Eine dritte Quelle von Zielkonflikten in der Wirtschaftspolitik ist etwas schwieriger zu verstehen und ergibt sich aus der Tatsache, dass man für wirtschaftliche Entscheidungen Erwartungen über das Verhalten anderer Menschen bilden muss. Ein klassisches Beispiel hierzu ist das folgende: Da Inflation ganz allgemein als ein Übel betrachtet wird, sollte man erwarten, dass eine Regierung im Rahmen ihrer Möglichkeiten stets für niedrige Inflationsraten sorgt. Genau das muss aber nicht der Fall sein. Der Grund dafür hängt damit zusammen, dass ein Anstieg der Inflation von den Menschen häufig erst mit einer gewissen Zeitverzögerung bemerkt wird. In einem solchen Falle könnten die Arbeitnehmer darauf verzichten, höhere Löhne zu fordern, um den Verlust auszugleichen, den sie durch steigende Güterpreise im Zuge der Inflation erleiden.

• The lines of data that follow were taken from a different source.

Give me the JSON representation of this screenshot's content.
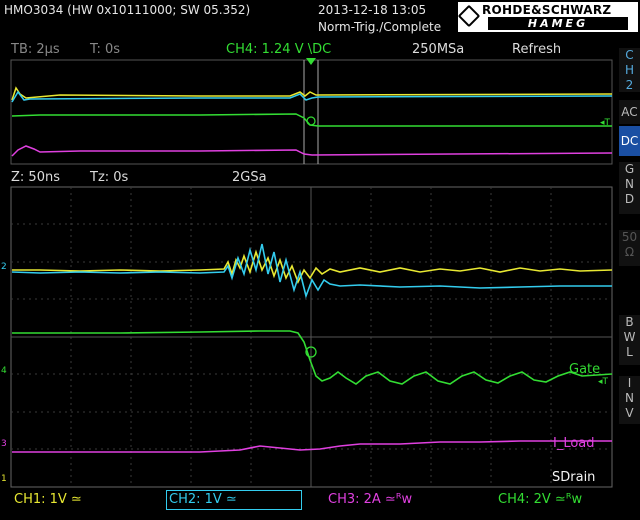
{
  "header": {
    "device": "HMO3034 (HW 0x10111000; SW 05.352)",
    "datetime": "2013-12-18 13:05",
    "trigger_mode": "Norm-Trig./Complete",
    "logo_top": "ROHDE&SCHWARZ",
    "logo_bottom": "HAMEG"
  },
  "overview_bar": {
    "timebase": "TB: 2µs",
    "time_offset": "T: 0s",
    "trigger": "CH4: 1.24 V \\DC",
    "sample_rate": "250MSa",
    "acq_mode": "Refresh"
  },
  "zoom_bar": {
    "zoom": "Z: 50ns",
    "zoom_offset": "Tz: 0s",
    "sample_rate": "2GSa"
  },
  "side_menu": {
    "channel": [
      "C",
      "H",
      "2"
    ],
    "ac": "AC",
    "dc": "DC",
    "gnd": [
      "G",
      "N",
      "D"
    ],
    "fifty": [
      "50",
      "Ω"
    ],
    "bwl": [
      "B",
      "W",
      "L"
    ],
    "inv": [
      "I",
      "N",
      "V"
    ]
  },
  "waveform_labels": {
    "gate": "Gate",
    "i_load": "I_Load",
    "s_drain": "SDrain",
    "trigger_marker": "T"
  },
  "channel_markers": {
    "ch1": "1",
    "ch2": "2",
    "ch3": "3",
    "ch4": "4"
  },
  "footer": {
    "ch1": "CH1: 1V ≃",
    "ch2": "CH2: 1V ≃",
    "ch3": "CH3: 2A ≃ᴿw",
    "ch4": "CH4: 2V ≃ᴿw"
  },
  "colors": {
    "ch1": "#e8e832",
    "ch2": "#33ccee",
    "ch3": "#e040e0",
    "ch4": "#33dd33",
    "selected": "#1a4fa3"
  }
}
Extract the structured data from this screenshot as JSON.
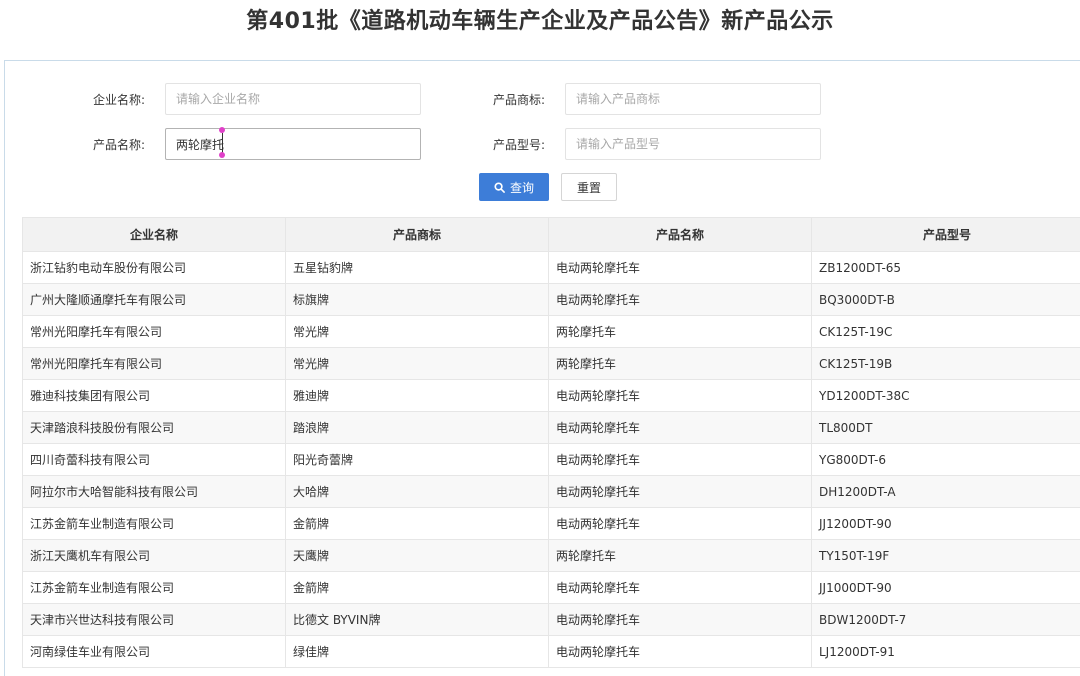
{
  "page": {
    "title": "第401批《道路机动车辆生产企业及产品公告》新产品公示"
  },
  "form": {
    "company_label": "企业名称:",
    "company_placeholder": "请输入企业名称",
    "company_value": "",
    "brand_label": "产品商标:",
    "brand_placeholder": "请输入产品商标",
    "brand_value": "",
    "product_label": "产品名称:",
    "product_placeholder": "",
    "product_value": "两轮摩托",
    "model_label": "产品型号:",
    "model_placeholder": "请输入产品型号",
    "model_value": "",
    "search_label": "查询",
    "reset_label": "重置"
  },
  "table": {
    "headers": [
      "企业名称",
      "产品商标",
      "产品名称",
      "产品型号"
    ],
    "rows": [
      [
        "浙江钻豹电动车股份有限公司",
        "五星钻豹牌",
        "电动两轮摩托车",
        "ZB1200DT-65"
      ],
      [
        "广州大隆顺通摩托车有限公司",
        "标旗牌",
        "电动两轮摩托车",
        "BQ3000DT-B"
      ],
      [
        "常州光阳摩托车有限公司",
        "常光牌",
        "两轮摩托车",
        "CK125T-19C"
      ],
      [
        "常州光阳摩托车有限公司",
        "常光牌",
        "两轮摩托车",
        "CK125T-19B"
      ],
      [
        "雅迪科技集团有限公司",
        "雅迪牌",
        "电动两轮摩托车",
        "YD1200DT-38C"
      ],
      [
        "天津踏浪科技股份有限公司",
        "踏浪牌",
        "电动两轮摩托车",
        "TL800DT"
      ],
      [
        "四川奇蕾科技有限公司",
        "阳光奇蕾牌",
        "电动两轮摩托车",
        "YG800DT-6"
      ],
      [
        "阿拉尔市大哈智能科技有限公司",
        "大哈牌",
        "电动两轮摩托车",
        "DH1200DT-A"
      ],
      [
        "江苏金箭车业制造有限公司",
        "金箭牌",
        "电动两轮摩托车",
        "JJ1200DT-90"
      ],
      [
        "浙江天鹰机车有限公司",
        "天鹰牌",
        "两轮摩托车",
        "TY150T-19F"
      ],
      [
        "江苏金箭车业制造有限公司",
        "金箭牌",
        "电动两轮摩托车",
        "JJ1000DT-90"
      ],
      [
        "天津市兴世达科技有限公司",
        "比德文 BYVIN牌",
        "电动两轮摩托车",
        "BDW1200DT-7"
      ],
      [
        "河南绿佳车业有限公司",
        "绿佳牌",
        "电动两轮摩托车",
        "LJ1200DT-91"
      ]
    ]
  },
  "colors": {
    "accent": "#3d7dd8",
    "header_bg": "#f2f2f2",
    "stripe_bg": "#f8f8f8",
    "border": "#e6e6e6"
  },
  "icons": {
    "search": "search-icon"
  }
}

Das aber bedeutet für die Unternehmen, dass durch die steigenden Preise ihre Erlöse zunehmen, wegen der konstanten Löhne die Lohnkosten aber konstant bleiben. Dadurch werden die Arbeitskräfte für die Unternehmen rentabler, was diese dazu veranlasst, mehr Arbeitskräfte einzustellen. Im Ergebnis führt die Inflation zu einem Rückgang der Arbeitslosigkeit! Genau daraus ergibt sich der vielleicht berühmteste Zielkonflikt in der Wirtschaftspolitik, und zwar jener zwischen der Bekämpfung von Inflation einerseits und von Arbeitslosigkeit andererseits. Eine Zeit lang war es eine gängige Auffassung, dass man durch ein wenig mehr Inflation die Arbeitslosigkeit gezielt senken könne.

Bei Licht betrachtet kann das aber nicht lange gut gehen. Denn natürlich werden die Arbeitnehmer die gestiegene Inflationsrate bald bemerken und dann höhere Löhne fordern. Dann aber sinken die Gewinne der Unternehmen wieder, und die Arbeitslosigkeit geht nach einer kurzen Erholungsphase wieder auf ihr altes Niveau zurück. Was bleibt, ist Inflation. Manchmal reicht es einer Regierung allerdings, wenn die Arbeitslosigkeit nur kurzfristig sinkt – etwa bis nach der nächsten Wahl. Oder eine Regierung hofft, mit einem solchen kurzfristigen Effekt eine drohende Rezession gerade zu überbrücken. Solche und ähnliche Gründe führen dazu, dass Regierungen die Aufgabe der Inflationsbekämpfung häufig nicht so strikt wahrnehmen, wie sich die Bevölkerung dies wünscht. Deshalb sind die Zentralbanken vieler Länder heute von der Regierung unabhängig, damit die Zentralbanker als die Hauptverantwortlichen für die Bekämpfung der Inflation der Verlockung nicht erliegen, sich mit Hilfe der Inflation eine Verbesserung der Lage am Arbeitsmarkt zu erkaufen, die dann aber doch nicht von Dauer ist.

Alles in allem sind Zielkonflikte auf der wirtschaftspolitischen Ebene also vielschichtiger und problematischer als auf der Ebene individuellen wirtschaftlichen Handelns. Dies ist nur ein weiterer von vielen anderen Gründen, warum eine an den Wünschen der Bürger orientierte Ordnungspolitik so viele Entscheidungen wie möglich den Bürgern selbst überlässt. Dahinter verbirgt sich nicht weniger als das für das Konzept der Sozialen Marktwirtschaft zentrale Prinzip der Subsidiarität.

Literaturhinweise:

  • Bender, D./ Berg, H./ Cassel, D., u. a. (1999), Vahlens Kompendium der Wirtschaftstheorie und Wirtschaftspolitik, Band 2, 7. Aufl., München;
  • Frey, B./ Kirchgässner, G. (2001), Demokratische Wirtschaftspolitik, 3. Aufl., München.